I needn’t spend the same time as Judge Albert G. (“Scholar Al”) Lauber on Royalty Management Insurance Company, Ltd., T. C. Memo. 2024-87, filed 9/16/24. As Judge Scholar Al puts it, “To date this Court has decided seven cases involving ‘microcaptive insurance’ arrangements. All of these cases were decided in favor of the Commissioner. Petitioners fare no better here.” T. C. Memo. 2024-87, at p. 2. (Footnote omitted). The footnote enumerates the cases, all or almost all of which I’ve blogged.
Royalty was the Sub S of John B. Sheperd, an OK non-landman. A landman is one who signs up mineral leases from owners of subsurface goodies and sells the leases to E&Ps (Explorers & Producers), who drill, baby, drill to extract said goodies.
John B. claims his risk is defective determinations of who own what, for which he can’t get insurance. But he hires a local searcher who has a 95.5% success rate in determining who owns ad inferos, if not ad coelum, as we used to say on The Hill Far Above. And apparently they don’t know about title insurance in OK; seems like they do have such a thing, although I cannot so opine, as I am not admitted to practice in OK.

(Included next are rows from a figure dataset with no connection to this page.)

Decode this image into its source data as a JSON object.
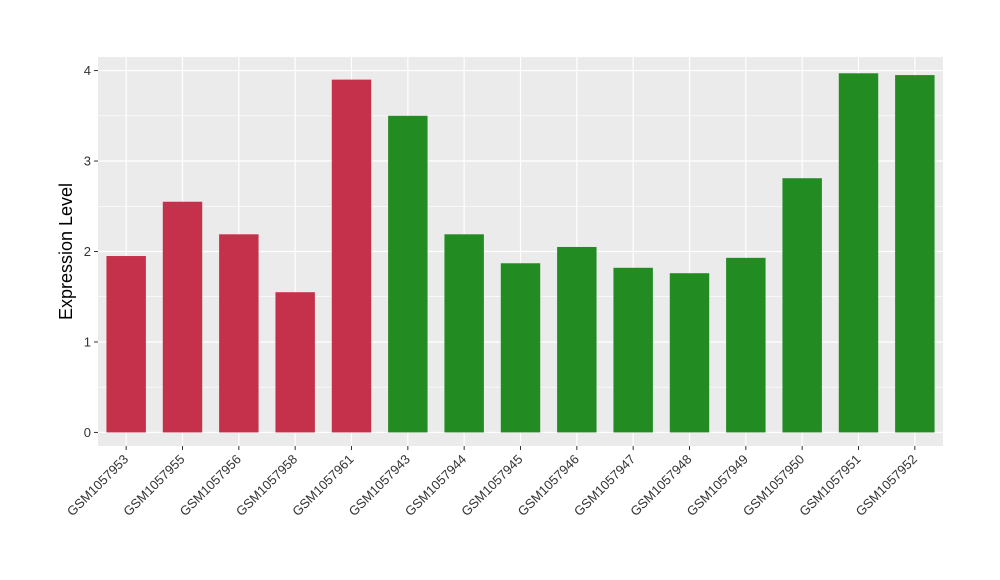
{
  "chart_data": {
    "type": "bar",
    "title": "",
    "xlabel": "",
    "ylabel": "Expression Level",
    "ylim": [
      -0.15,
      4.15
    ],
    "yticks": [
      0,
      1,
      2,
      3,
      4
    ],
    "grid": true,
    "legend": "none",
    "categories": [
      "GSM1057953",
      "GSM1057955",
      "GSM1057956",
      "GSM1057958",
      "GSM1057961",
      "GSM1057943",
      "GSM1057944",
      "GSM1057945",
      "GSM1057946",
      "GSM1057947",
      "GSM1057948",
      "GSM1057949",
      "GSM1057950",
      "GSM1057951",
      "GSM1057952"
    ],
    "values": [
      1.95,
      2.55,
      2.19,
      1.55,
      3.9,
      3.5,
      2.19,
      1.87,
      2.05,
      1.82,
      1.76,
      1.93,
      2.81,
      3.97,
      3.95
    ],
    "groups": [
      0,
      0,
      0,
      0,
      0,
      1,
      1,
      1,
      1,
      1,
      1,
      1,
      1,
      1,
      1
    ],
    "group_colors": [
      "#C5314A",
      "#228B22"
    ],
    "panel_color": "#EBEBEB",
    "grid_color": "#FFFFFF"
  }
}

And risk of spills and damages arising from drilling falls on the drillers, not on John B. And John B. had no insurance until he met up with an unlicensed vendor of microcaptivity, whose trial testimony was a wee bit less than perfect.
IRS’ expert calls this set-up “a ‘savings account rather than an insurance arrangement.’” T. C. Memo. 2024-87, at p. 33. In short, a cash-stash.
Judge Scholar Al marches through factors and finds at the end no insurance.
“Apart from the labels attached to the entities and documents discussed above, these cases are bereft of evidence pointing to the existence of true ‘insurance.’ The entities in question either did not exist during [year at issue] or were not organized or regulated as insurance companies. Sheperd Royalty achieved no transfer of risk, and RMIC, the putative reinsurer, accomplished no meaningful distribution of risk. And for six distinct reasons, the arrangements at issue did not remotely resemble insurance in the commonly accepted sense.” T. C. Memo. 2024-87, at p. 49.